One way in which at least some of the skills are preserved is through our expenditure on the so-called 'big sciences'. It is very relevant to make this point now, when the Government's White Paper on Science and Technology is nearing completion. Big science, indeed all science, has been under considerable pressure for some time, but the need to preserve our mandatory subscriptions to such international facilities as CERN (European Council for Nuclear Research) and the European Space Agency (ESA) has meant that the funds left over for the utilisation of these facilities have diminished to the extent where they are approaching the point of non- cost-effectiveness - from the UK's standpoint, at least.
This is where the space-defence industry comes in.

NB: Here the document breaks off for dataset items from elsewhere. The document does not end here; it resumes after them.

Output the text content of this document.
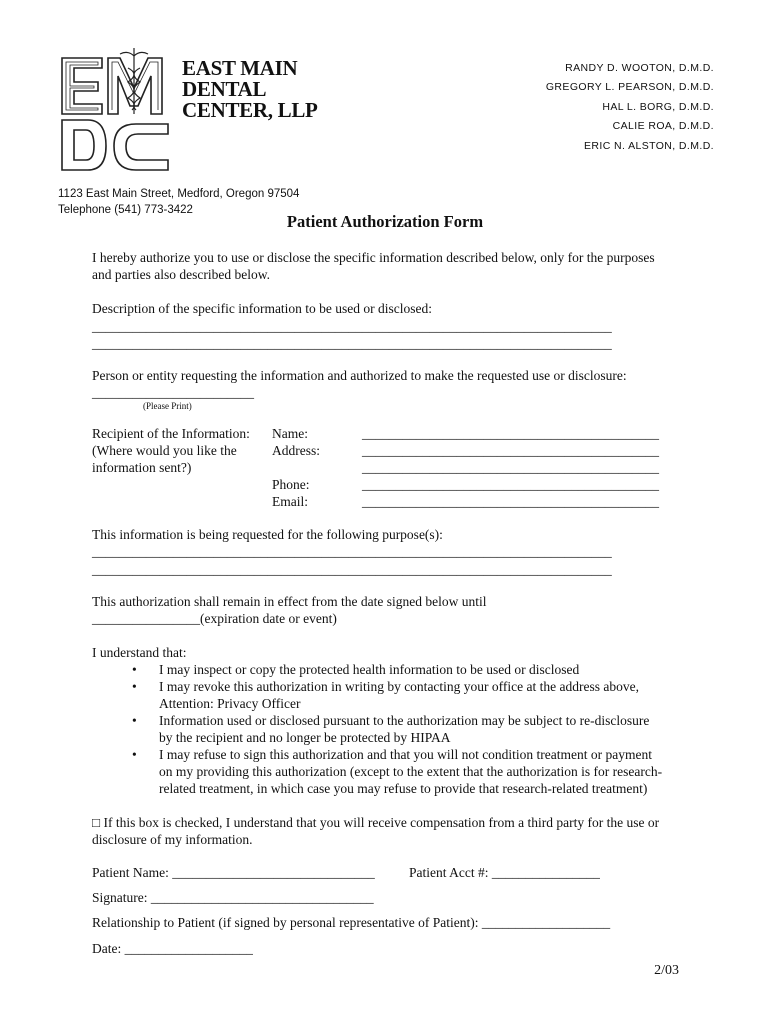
EAST MAIN
DENTAL
CENTER, LLP
RANDY D. WOOTON, D.M.D.
GREGORY L. PEARSON, D.M.D.
HAL L. BORG, D.M.D.
CALIE ROA, D.M.D.
ERIC N. ALSTON, D.M.D.
1123 East Main Street, Medford, Oregon 97504
Telephone (541) 773-3422
Patient Authorization Form
I hereby authorize you to use or disclose the specific information described below, only for the purposes
and parties also described below.
Description of the specific information to be used or disclosed:
_____________________________________________________________________________
_____________________________________________________________________________
Person or entity requesting the information and authorized to make the requested use or disclosure:
________________________
(Please Print)
Recipient of the Information:
(Where would you like the
information sent?)
Name:
Address:
Phone:
Email:
____________________________________________
____________________________________________
____________________________________________
____________________________________________
____________________________________________
This information is being requested for the following purpose(s):
_____________________________________________________________________________
_____________________________________________________________________________
This authorization shall remain in effect from the date signed below until
________________(expiration date or event)
I understand that:
• I may inspect or copy the protected health information to be used or disclosed
• I may revoke this authorization in writing by contacting your office at the address above,
Attention: Privacy Officer
• Information used or disclosed pursuant to the authorization may be subject to re-disclosure
by the recipient and no longer be protected by HIPAA
• I may refuse to sign this authorization and that you will not condition treatment or payment
on my providing this authorization (except to the extent that the authorization is for research-
related treatment, in which case you may refuse to provide that research-related treatment)
□ If this box is checked, I understand that you will receive compensation from a third party for the use or
disclosure of my information.
Patient Name: ______________________________	Patient Acct #: ________________
Signature: _________________________________
Relationship to Patient (if signed by personal representative of Patient): ___________________
Date: ___________________
2/03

Our ESA subscription carries with it the principle of juste retour, ie the funds must be spent in British industry. It is generally agreed that this injection into British industry is cost-effective, in the sense that there is a multiplying factor for industry, that is, orders in other areas flow from the skills developed in supplying the sophisticated needs of the space researchers. For ESA contracts the factor appears to be in the range 3-5. Funds spent on high-energy physics at CERN also have a significant multiplying factor.
Funds for these areas of science would, both for subscription and utilisation, using some of the peace dividend, help to preserve the industry's skills for the future. It is vital to maintain Britain's contribution to the generation of new knowledge - a prerequisite for a developed nation.